Issue (i): whether a small shortage found on estimated stock verification could sustain duty demand.
Analysis: The stock verification was not based on exact weighment but on estimation. The variation was less than 10 per cent and was treated as a normal commercial/physical variation. In the absence of precise weighment and reliable evidence of shortage, no adverse inference could be drawn.
Conclusion: The demand based on alleged shortage was not sustainable and was set aside.
Issue (ii): whether parallel invoice allegations and third-party statements could be relied upon without cross-examination.
Analysis: The explanation that the goods were first invoiced to one buyer and later diverted in transit to another buyer was accepted. The adverse finding rested substantially on the statement of a third party, but that person was not examined in adjudication and cross-examination was denied. Such untested evidence was held to be unreliable and hit by Section 9D of the Central Excise Act, 1944.
Conclusion: The demands based on the parallel invoice allegations were deleted.
Issue (iii): whether alleged clandestine removals based on kachcha parchies, private records and third-party records were proved by positive evidence.

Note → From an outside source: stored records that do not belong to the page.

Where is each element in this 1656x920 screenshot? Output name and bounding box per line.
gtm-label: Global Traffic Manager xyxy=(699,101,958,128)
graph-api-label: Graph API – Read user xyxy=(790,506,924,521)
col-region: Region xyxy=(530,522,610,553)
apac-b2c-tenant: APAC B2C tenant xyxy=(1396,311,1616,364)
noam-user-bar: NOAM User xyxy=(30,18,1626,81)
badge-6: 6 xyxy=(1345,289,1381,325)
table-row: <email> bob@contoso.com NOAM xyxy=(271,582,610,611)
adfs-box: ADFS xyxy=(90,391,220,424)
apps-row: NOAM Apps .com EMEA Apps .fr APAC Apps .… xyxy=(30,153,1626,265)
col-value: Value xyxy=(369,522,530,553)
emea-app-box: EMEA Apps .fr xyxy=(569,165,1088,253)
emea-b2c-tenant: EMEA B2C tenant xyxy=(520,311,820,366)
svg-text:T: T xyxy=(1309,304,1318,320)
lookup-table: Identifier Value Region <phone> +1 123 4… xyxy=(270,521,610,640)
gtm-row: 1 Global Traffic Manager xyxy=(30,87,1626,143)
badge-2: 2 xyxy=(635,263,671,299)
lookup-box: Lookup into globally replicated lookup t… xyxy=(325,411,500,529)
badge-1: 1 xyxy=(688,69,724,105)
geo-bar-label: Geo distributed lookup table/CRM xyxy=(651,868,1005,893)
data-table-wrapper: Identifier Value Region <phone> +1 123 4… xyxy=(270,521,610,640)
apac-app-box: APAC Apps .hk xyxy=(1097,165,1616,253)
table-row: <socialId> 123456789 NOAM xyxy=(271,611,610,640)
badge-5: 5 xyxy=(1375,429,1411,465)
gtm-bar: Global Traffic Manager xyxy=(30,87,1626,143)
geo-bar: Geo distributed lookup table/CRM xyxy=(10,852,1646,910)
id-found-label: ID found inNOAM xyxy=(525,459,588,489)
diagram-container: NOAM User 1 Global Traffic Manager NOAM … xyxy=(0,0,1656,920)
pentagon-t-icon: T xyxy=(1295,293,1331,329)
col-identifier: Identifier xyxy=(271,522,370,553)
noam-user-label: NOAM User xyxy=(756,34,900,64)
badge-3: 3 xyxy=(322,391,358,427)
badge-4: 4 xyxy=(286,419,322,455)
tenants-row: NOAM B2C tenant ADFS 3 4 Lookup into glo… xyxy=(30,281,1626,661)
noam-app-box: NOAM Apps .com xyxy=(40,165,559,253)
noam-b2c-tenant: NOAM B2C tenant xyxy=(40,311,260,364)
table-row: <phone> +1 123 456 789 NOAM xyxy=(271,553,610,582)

Analysis: The alleged removals were founded on informal slips, notebooks and private records, but no author was identified and no corroborative investigation was carried out from transporters, buyers or other independent sources. The explanations offered by the appellants were not shown to be false. On these facts, the allegations remained based on assumptions and presumptions rather than positive proof of clandestine clearance.
Conclusion: The demands founded on kachcha parchies, private records and third-party records were unsustainable and were deleted.
Final Conclusion: The appeal succeeded in full and all surviving duty demands and consequential penalties were set aside for want of reliable evidence of clandestine removal.
Ratio Decidendi: A demand for clandestine removal cannot be sustained on estimated stock variation, untested third-party statements, or private loose sheets alone; the department must establish the charge by positive, corroborative evidence, and denial of cross-examination where relied-upon statements are used vitiates the finding.